“那就好,裴寒,其实你干嘛不回家继承家业?”
看着眼前的裴寒,鹿晚宁又不由得记起了那样的一句玩笑话。
她开口问着裴寒,神情当中,带着一丝的疑惑。
这类事情,也许在许多人的身上,早已经是有了决断的吧。
当艺人只是兴趣,但是真正要做的,不应该是属于自己的家业吗?
只有去继承了家产,才能够发展自家的家族产业,这些事情,都是正常的吧。
可这个裴寒,却又偏偏出人意料。
他的所作所为,都是与众不同。
“你希望我回去继承家业吗?”
鹿晚宁看着眼前的裴寒,深吸口气息,一脸认真地向她问话。
“你,你说什么?”
鹿晚宁没有料到,这些事情,兜兜转转,居然还是回到了自己的身上来。
现下这样的事情,也确实是出乎意料。
“我是说,如果是你希望我回去继承家业,我就去。”
“你不喜欢的事,我就不去做。”
裴寒再次开口,就这样一句话,让鹿晚宁为之震惊。
这样的事情,简直有些意料之外。
“裴寒,那只是你自己的事情,你干嘛非得要听我的话?”
“你自己应该问自己的本心啊,你自己的心里边,对这些事情是怎么样考虑的,是怎么样想的。”
“所以,就再依此,而继续去做。”
“而不应该,听什么其他人的话,遵从你的本心,按着你自己的内心所想,去做这些事情。”
鹿晚宁沉声而事,相对这事情,她连声说出话。
在这些事情上,应该要去做到的,也还是必须。
只有做得完整了,那么其他方面的事,才不至于,是会有着什么不同的变化。
“我遵从内心了的,因为,我就是想要听你的话。”
“你别多想,我,我只是把你当成了好朋友。”
“我也明白,你绝对不会害我,所以,你在这些事情上,也都是会帮我的。”
“这问问你的要求,不是应该的吗?”
裴寒依然还是面带微笑,就此开口,不断说话。
对这样的事情上,应该要去做的,早已经没有其他方面可以去多想的事。
唯一要去做得到的,要去达成的,都是在这里。
所以嘛,应该的事情,都是必须。
“你呀!”
裴寒的话,让鹿晚宁为之一愣。
这类事情,又岂会是那么简单的?
想要去理一个清楚,却又还是如何?
现如今的这样一种事情,需要什么样的办法来应对?
“裴寒,我,我们只是朋友。
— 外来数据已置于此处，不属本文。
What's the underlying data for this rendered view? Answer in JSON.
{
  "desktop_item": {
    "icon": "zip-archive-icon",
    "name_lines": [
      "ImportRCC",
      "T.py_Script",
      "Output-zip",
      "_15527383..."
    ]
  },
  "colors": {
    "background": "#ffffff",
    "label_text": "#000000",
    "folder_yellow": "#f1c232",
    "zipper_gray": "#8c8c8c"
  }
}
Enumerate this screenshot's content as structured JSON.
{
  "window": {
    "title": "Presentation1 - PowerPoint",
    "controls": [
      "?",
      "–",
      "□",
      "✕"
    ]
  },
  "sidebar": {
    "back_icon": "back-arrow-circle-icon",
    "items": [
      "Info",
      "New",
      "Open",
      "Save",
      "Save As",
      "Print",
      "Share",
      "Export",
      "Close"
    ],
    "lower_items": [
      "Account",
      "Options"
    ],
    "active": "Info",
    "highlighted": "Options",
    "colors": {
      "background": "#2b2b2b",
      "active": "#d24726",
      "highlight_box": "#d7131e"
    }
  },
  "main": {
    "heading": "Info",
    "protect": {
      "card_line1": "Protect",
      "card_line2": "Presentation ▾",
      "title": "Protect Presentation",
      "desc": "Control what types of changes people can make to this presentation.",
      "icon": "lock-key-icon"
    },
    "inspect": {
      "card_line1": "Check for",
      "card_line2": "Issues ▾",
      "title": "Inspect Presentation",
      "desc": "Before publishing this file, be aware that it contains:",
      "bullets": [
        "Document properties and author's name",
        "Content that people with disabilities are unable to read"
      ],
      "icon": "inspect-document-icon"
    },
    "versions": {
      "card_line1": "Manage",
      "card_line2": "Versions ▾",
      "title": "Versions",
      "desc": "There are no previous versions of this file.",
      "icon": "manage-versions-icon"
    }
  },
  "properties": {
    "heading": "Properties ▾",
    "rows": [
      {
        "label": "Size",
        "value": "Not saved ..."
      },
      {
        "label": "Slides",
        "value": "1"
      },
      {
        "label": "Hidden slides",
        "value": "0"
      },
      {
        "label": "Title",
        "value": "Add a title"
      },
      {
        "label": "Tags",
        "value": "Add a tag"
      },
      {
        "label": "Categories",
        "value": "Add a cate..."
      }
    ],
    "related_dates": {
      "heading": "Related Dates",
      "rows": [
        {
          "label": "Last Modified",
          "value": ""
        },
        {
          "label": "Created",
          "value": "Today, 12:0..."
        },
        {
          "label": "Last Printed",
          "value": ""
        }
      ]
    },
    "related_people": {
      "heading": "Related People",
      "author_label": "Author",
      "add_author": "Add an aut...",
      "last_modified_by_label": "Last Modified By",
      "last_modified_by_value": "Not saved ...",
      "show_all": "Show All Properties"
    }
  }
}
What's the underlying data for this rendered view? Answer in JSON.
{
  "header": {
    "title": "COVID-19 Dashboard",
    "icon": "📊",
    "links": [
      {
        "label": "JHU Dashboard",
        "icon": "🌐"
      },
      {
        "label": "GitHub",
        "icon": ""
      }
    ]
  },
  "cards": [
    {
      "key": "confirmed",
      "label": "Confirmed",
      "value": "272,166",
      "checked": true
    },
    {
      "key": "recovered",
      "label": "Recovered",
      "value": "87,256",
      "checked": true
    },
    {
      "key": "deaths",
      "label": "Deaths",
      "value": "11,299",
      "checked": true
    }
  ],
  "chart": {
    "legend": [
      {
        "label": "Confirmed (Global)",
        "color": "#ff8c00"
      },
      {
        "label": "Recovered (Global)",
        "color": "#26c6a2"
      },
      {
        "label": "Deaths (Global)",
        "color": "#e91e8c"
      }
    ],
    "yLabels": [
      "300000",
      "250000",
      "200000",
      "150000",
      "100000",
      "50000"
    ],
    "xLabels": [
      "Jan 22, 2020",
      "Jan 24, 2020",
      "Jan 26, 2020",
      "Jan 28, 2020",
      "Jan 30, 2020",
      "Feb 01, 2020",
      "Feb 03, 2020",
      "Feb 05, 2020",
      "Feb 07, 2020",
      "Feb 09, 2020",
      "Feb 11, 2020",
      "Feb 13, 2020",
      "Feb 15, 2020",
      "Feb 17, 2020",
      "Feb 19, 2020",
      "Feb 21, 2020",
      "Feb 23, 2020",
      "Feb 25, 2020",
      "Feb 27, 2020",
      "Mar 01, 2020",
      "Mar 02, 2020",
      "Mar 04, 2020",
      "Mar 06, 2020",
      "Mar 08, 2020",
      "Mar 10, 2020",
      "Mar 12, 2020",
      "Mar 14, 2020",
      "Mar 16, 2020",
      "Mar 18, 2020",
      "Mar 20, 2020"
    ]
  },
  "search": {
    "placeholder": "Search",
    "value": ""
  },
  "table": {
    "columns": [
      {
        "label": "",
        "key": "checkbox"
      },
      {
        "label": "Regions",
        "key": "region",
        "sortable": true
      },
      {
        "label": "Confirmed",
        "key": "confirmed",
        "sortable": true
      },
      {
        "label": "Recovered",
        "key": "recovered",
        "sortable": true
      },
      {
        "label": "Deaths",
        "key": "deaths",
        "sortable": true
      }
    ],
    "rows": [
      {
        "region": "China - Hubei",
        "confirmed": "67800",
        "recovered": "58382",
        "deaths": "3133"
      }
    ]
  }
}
”
鹿晚宁开口解释,只是在说话间,声音也有些小声。
特别是面对着这样事情,此时的她,那更加是无法去应对。
当看向裴寒的时候,他的那双眸子里,总是有着一汪深情。
正是如此,所以才会让鹿晚宁感到十分不安。
毕竟有的事情,是无法去逾越的。
自己两人之间,始终都还是应该牢守一种规则。
有的事情,错过了,就再无法去回到正轨。
自己已经失去了爱与被爱的资格。
所以,面对着这些事情的时候,最好的办法,也就此只是剩下了逃避。
“我明白,我们是朋友,但是,也应该是好朋友。”
“你要有什么事情,都得告诉我,我们之间,必须要去做好这一切,你说是不是?”